Prise en compte des utilisateurs de patins à roulettes dans la législation routière
Texte déposé
Le Conseil fédéral est prié de:
- réexaminer le statut des utilisateurs de patins à roulettes
(roller skate);
- de les reconnaître comme usagers de la route, au même
titre que les piétons et les cyclistes, avec des droits
et des devoirs particuliers;
- de prendre les dispositions nécessaires pour intégrer
les nouveaux usagers de la route, en garantissant la meilleure sécurité possible
pour tous.
Développement
Le Bureau suisse de prévention des accidents
(BPA) a publié les résultats d'une récente
enquête selon laquelle environ 20 pour cent des
personnes de 15 à 44 ans pratiquent le patin à roulettes.
Cela correspond à environ 600 000 personnes.
Si on ajoute à ce chiffre les 20 pour cent des
enfants et des jeunes de 5 à 14 ans, soit 170
000, on se trouve face à environ 800 000 personnes
qui utilisent les patins à roulettes.
Toujours selon l'étude du BPA, 60 000 "skaters" ont été victimes
d'accident en 1996, dont 15 pour cent ont dû être
hospitalisés. Plusieurs accidents graves ont
mis en cause des patineurs à roulettes.
Il ne faudrait toutefois pas que cela conduise à une
interdiction du patin à roulettes sur toutes
les routes. Nous devons reconnaître que les patins à roulettes
sont utilisés, comme moyen de transport, par
de nombreux jeunes et adultes pour se rendre à l'école
ou au travail, et pas seulement pour les loisirs ou
le sport. Comme moyen de transport non polluant, le
patin à roulettes doit être intégré à notre
législation routière.
Prise de position du Conseil fédéral 26-11-1997
Les patins à roulettes en ligne (Inline-Skates),
les planches à roulettes, les patins à roulettes
(roller skate), etc., sont considérés,
au sens du droit de la circulation routière,
comme des engins de jeu et de sport. Selon l'article
50 de l'ordonnance sur la circulation routière
(RS 741.11; OCR), il est permis de jouer et de pratiquer
des sports sur les routes à faible circulation
(p. ex. dans les quartiers d'habitation) ainsi que
sur le trottoir, pour autant que les autres usagers
de la route ne soient pas mis en danger ou gênés.

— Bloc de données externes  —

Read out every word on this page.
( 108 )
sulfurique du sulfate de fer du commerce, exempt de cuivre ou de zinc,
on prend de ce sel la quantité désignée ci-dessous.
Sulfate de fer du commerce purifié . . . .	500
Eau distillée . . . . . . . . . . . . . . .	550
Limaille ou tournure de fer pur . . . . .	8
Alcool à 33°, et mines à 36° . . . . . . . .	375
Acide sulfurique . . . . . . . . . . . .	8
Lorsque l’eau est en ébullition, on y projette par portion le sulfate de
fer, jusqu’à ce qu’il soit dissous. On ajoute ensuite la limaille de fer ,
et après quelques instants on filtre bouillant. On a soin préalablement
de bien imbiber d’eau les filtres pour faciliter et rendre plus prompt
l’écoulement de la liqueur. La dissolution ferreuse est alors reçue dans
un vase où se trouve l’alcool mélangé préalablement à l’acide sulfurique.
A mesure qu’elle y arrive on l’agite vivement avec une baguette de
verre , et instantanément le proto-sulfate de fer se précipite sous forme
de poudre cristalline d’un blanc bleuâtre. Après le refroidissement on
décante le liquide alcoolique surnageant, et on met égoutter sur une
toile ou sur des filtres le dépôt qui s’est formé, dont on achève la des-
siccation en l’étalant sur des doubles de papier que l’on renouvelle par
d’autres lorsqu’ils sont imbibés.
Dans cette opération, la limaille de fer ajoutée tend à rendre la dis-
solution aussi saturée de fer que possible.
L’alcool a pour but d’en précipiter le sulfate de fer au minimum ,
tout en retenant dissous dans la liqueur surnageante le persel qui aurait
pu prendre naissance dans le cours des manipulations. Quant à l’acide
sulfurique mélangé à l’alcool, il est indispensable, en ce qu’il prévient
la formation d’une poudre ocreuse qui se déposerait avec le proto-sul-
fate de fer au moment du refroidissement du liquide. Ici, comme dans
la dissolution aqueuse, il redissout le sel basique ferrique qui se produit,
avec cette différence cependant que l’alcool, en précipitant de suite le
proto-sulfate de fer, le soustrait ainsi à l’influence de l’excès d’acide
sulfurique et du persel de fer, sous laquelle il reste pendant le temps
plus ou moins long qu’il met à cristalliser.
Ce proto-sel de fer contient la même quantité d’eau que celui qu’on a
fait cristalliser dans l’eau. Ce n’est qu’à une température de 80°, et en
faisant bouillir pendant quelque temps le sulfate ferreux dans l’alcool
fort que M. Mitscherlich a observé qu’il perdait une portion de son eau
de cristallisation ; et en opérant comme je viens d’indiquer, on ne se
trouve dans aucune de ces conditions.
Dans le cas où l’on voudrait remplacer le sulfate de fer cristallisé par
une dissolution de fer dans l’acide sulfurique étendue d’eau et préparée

En revanche, l'utilisation d'engins de sport comme
moyen de transport est interdite.
L'admission de patins à roulettes comme moyen
de transport ne saurait dépendre de leur grande
diffusion et de leur compatibilité avec l'environnement;
l'aspect sécurité est bien plus important,
tant pour le patineur lui-même que pour les autres
usagers de la route. Il faut notamment tenir compte
du fait que les patins à roulettes ne possèdent
ni dispositif de direction ni frein permettant de manoeuvrer
et d'effectuer un freinage approprié, raison
pour laquelle ces engins dépendent, en ce qui
concerne les conditions importantes liées à la
sécurité routière, uniquement
de la maîtrise du patineur.
Une étude approfondie effectuée par le "Kuratorium
für Verkehrssicherheit", en Autriche, nous
montre que la vitesse moyenne d'un patineur à roulettes
est comparable à celle d'un cycliste. Toutefois,
son chemin de freinage est sensiblement plus long;
selon la vitesse, la méthode de freinage et
l'aptitude du patineur, il peut être doublé.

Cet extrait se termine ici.